22/07/2012

L'heure des niaiseries.

J'ai la paupière lourde est douloureuse. Juillet presque achevée je monte le son sur la chaîne hifi miniature mais hors de prix de mon père. Morceau de soul qui se la coule douce, je vis comme un borgne et j'évite de m'en plaindre. C'est un jour de repos comme un autre, les pieds nus à regarder l'horizon apaisé après le vent fou d'hier.

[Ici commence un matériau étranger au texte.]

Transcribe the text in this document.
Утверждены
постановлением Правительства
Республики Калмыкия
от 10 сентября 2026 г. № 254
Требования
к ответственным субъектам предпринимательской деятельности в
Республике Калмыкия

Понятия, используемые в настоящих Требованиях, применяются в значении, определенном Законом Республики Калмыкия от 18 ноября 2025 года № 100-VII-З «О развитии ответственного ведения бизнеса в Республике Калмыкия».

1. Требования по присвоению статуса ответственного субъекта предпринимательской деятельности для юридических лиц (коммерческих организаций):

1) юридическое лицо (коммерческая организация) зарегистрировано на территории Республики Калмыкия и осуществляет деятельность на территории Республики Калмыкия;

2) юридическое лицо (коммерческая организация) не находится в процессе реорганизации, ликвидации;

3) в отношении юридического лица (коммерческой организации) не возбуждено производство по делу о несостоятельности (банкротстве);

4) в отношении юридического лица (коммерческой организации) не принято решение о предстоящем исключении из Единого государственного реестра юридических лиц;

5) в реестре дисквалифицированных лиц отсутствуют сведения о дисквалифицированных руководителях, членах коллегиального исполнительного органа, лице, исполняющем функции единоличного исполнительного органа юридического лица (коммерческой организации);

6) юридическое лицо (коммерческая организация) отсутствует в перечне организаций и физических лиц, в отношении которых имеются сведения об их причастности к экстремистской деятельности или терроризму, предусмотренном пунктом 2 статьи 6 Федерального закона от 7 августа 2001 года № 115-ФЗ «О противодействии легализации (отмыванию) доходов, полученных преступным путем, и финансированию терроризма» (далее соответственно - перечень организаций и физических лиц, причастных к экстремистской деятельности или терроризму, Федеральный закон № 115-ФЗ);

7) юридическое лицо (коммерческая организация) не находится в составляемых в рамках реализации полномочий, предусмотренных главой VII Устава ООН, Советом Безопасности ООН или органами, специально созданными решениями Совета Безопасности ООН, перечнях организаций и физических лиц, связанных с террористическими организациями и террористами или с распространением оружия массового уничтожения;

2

Je fume mon unique clope de la journée, pardessus le dentifrice ça donne un goût étrange, le son est trop fort, il masque les battements de mon coeur. Et je n'écris plus, car j'en ai perdu le goût comme toutes ces choses qui ne sont pas la réalité. Qui ne sont pas la consistance terrible de ton corps. Et puisque je t'aime, j'aime ta peau. Et ta peau je la voudrais pour chaque jour. J'ai la sensation de ta main sur ma nuque, et je ne suis qu'un borgne qui ne se trouve pas beau, encore moi avec cet oeil à moitié fermé. Vaporeux et usé, j'attends, en me rendant sourd, que tu viennes te glisser dans le lit à mes côtés. Et je veux ma main dans ta main pour battre la mesure de cette chanson que j'entends au fond de moi.